Aslolan islam nikahıdır. Hukukun denetimi dışında bir çatışma alanı yaratan zina sorununa karşı muta nikahını bir ara geçiş uygulaması olarak getirerek önce zinaya olan ihtiyacı meşru zemine çekerek zinanın kaynaklarını kurutmayı ve zinaya olan talebi sıfırlamayı hedefler, daha sonra zina ortadan kalkacak ve muta yine bir müddet devam edecek ama belli bir sosyal proses sonrası insanlar mutaya olan talepleri doğal olarak ortadan kalktıkça islam nikahına geçiş yapacaklardır. O topluluk içinde geçiş prosesi başarı ile tamamlanmış olacak bu süreç diğer bucaklara emsal teşkil edecek ve dalga dalga benzer süreçler takip edilecektir. Muta nikahı kaynağını topyekün bir sosyal çöküşten alırken, cariye hukuku kaynağını savaşlardan almaktadır. Temeli kısıtlı ehliyet bazında birdir, ehliyette kısıtlılığın derece farklılığıdır.

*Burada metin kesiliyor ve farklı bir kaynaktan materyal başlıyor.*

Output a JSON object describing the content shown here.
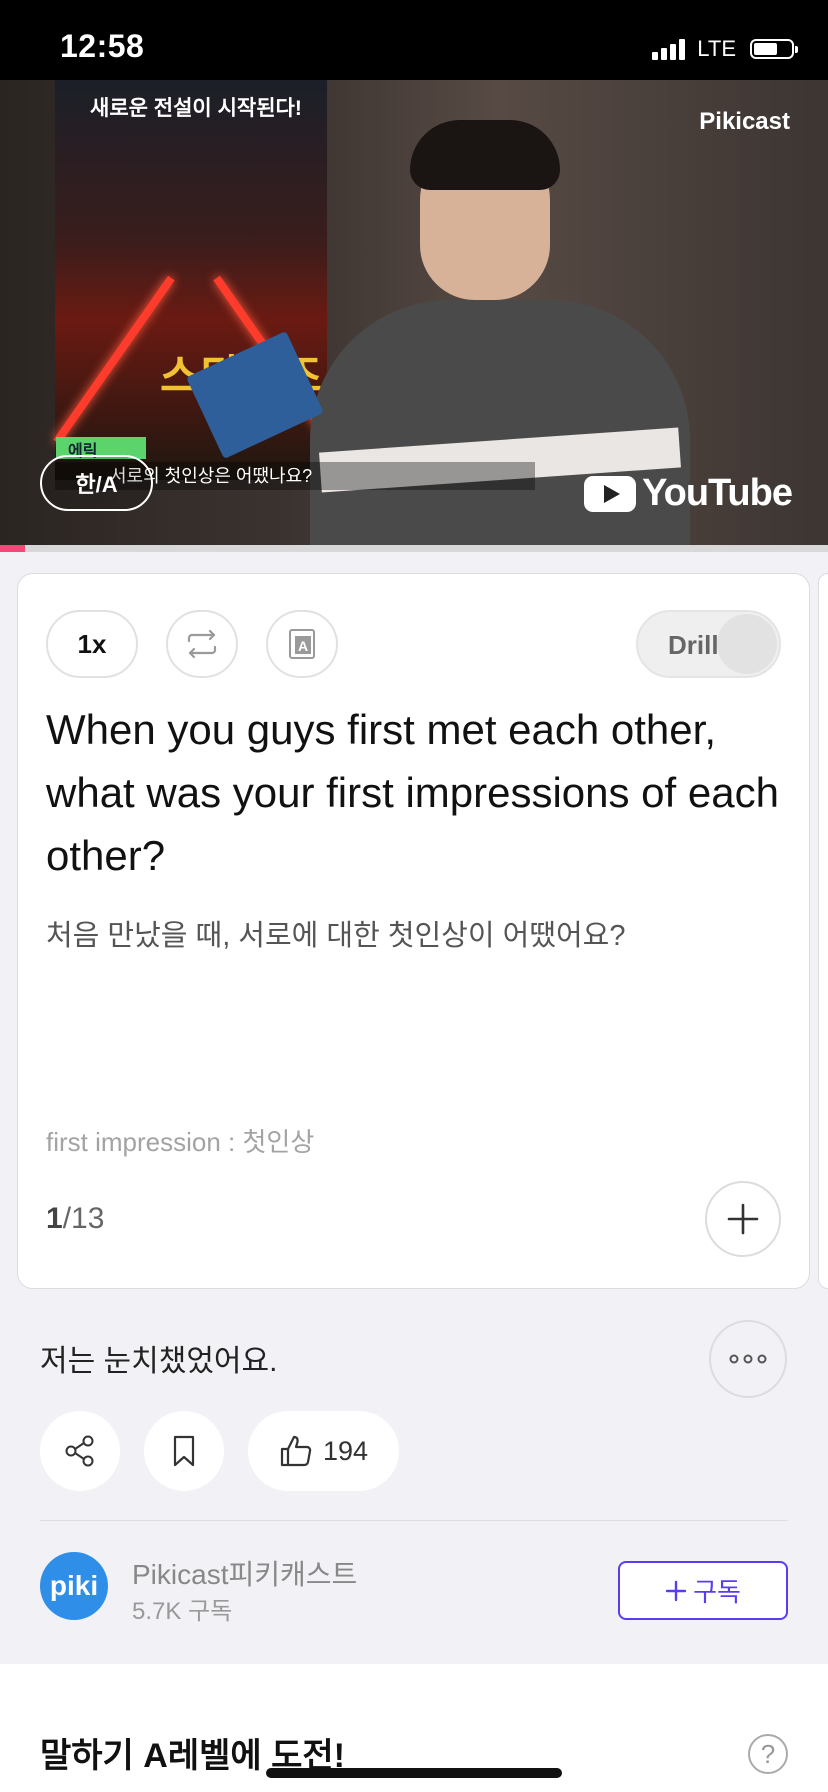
{
  "status_bar": {
    "time": "12:58",
    "network": "LTE",
    "battery_percent": 65
  },
  "video": {
    "poster_title": "새로운 전설이 시작된다!",
    "poster_logo": "스타워즈",
    "name_tag": "에릭",
    "subtitle": "서로의 첫인상은 어땠나요?",
    "watermark": "Pikicast",
    "lang_toggle_label": "한/A",
    "youtube_label": "YouTube",
    "progress_fraction": 0.03,
    "progress_color": "#f04b78"
  },
  "controls": {
    "speed_label": "1x",
    "drill_label": "Drill"
  },
  "card": {
    "english_sentence": "When you guys first met each other, what was your first impressions of each other?",
    "korean_sentence": "처음 만났을 때, 서로에 대한 첫인상이 어땠어요?",
    "vocab": "first impression : 첫인상",
    "counter_current": "1",
    "counter_total": "/13"
  },
  "reply": {
    "text": "저는 눈치챘었어요."
  },
  "actions": {
    "like_count": "194"
  },
  "channel": {
    "avatar_text": "piki",
    "name": "Pikicast피키캐스트",
    "subscribers": "5.7K 구독",
    "subscribe_label": "구독",
    "accent_color": "#5b3df0"
  },
  "challenge": {
    "title": "말하기 A레벨에 도전!"
  }
}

Benzer bir şekilde faiz kapitalizm ekonomisinin ortaya çıkardığı ekonomik çöküşü ölçmede bir göstergedir. Topluluktaki zinanın ekonomideki yansımasıdır, enflasyonla fiyat terörüne sebep olur, istikrarı yok eder. Faizsiz ekonomi tam ehliyetin oluştuğu bir sistemdir. Öncelikli olarak faize olan ihtiyaç selemle ortadan kaldırılır. Selem sistemi ön ödemeli sipariş kredisidir. Para önce verilir mal sonra alınır. Faizli kredileşmeye karşı öngörülen Adil Ekonomik Düzendeki 7 kredi çeşidinin en asli ve önemli kredileşme usulüdür. Tüccarlar standart mallar için önceki yıllara ve o yıldaki aldıkları siparişe göre fabrikalara yıllık bir plan vererek her ayda ne kadar mal ihtiyaç duyduklarını bildirir ve bunu siparişi verenlerden toplayarak fabrikaya ön ödeme yapar böylece mal üretilmeden önce zamanın uzunluğu ile orantılı indirimler alarak ucuzlamaya neden olur. Faizli çalışan üretim merkezleri faizli bankaların kredileri ile bu selem kredisi arasında seçim yapacak ve faizli kredi ile çalışan müesseseler rekabet açısından zorlanacağından belli bir müddet sonra tüm fabrikalar yavaş yavaş kaçınılmaz olarak selem sistemine yönelik kredileşme modellerine rağbet edecektir. Daha sonraki süreçte tarihi kayıtların bize aktardığına göre halktaki zenginleşme ve refah artışı ile maddi birikimler neticesinde seleme olan ihtiyaç da ortadan kalktığından uygulaması terkedilmiştir. Bugün ise selem, faizi ortadan kaldırsa da yüksek teknolojik üretimler için devam edebilecektir. Buna göre maddi kalkınma ile ilk elden zenginlik vakıflara şarzedilecek ve sosyalizme doğru bir yaklaşma olacaktır. Herşeyin vakfı kurulacaktır. İnsanlar çalışma gereği duymayacak, gündelik ihtiyaçlarını bu vakıflardan karşılayabilecek hatta bu alan konut vakıflarına kadar yaygınlaşacak ve insan neye ihtiyaç duyuyorsa bu vakıflardan temin edebilecektir. Bu sosyalizmdir. Marks kapitalizme karşı bunun hayalini kurmuştur. Bize göre selemleşme ile faiz ortadan kalkacak ve insanlık büyük maddi birikimlere kavuşacak sonrasında zekat verecek yer bulamayacak ve tüm zenginlikler insan ve yaşam alanının gerektirdiği tüm alanlarda vakıflara şarzedilecek ve sonrasında teknoloji üretim vakıfları ile süreç geri dönüşümü olmaz şekilde insansız üretim teknolojilerinin gerçekleştirildiği vakıfları besleyerek büyük bir ilmi-teknik sıçramaya neden olacaktır. Selem faiz ihtiyacı kadar kısıtlı değil, teknik yenileşme ile paralel akit sistemleri kadar tam ehliyeti besleyecektir.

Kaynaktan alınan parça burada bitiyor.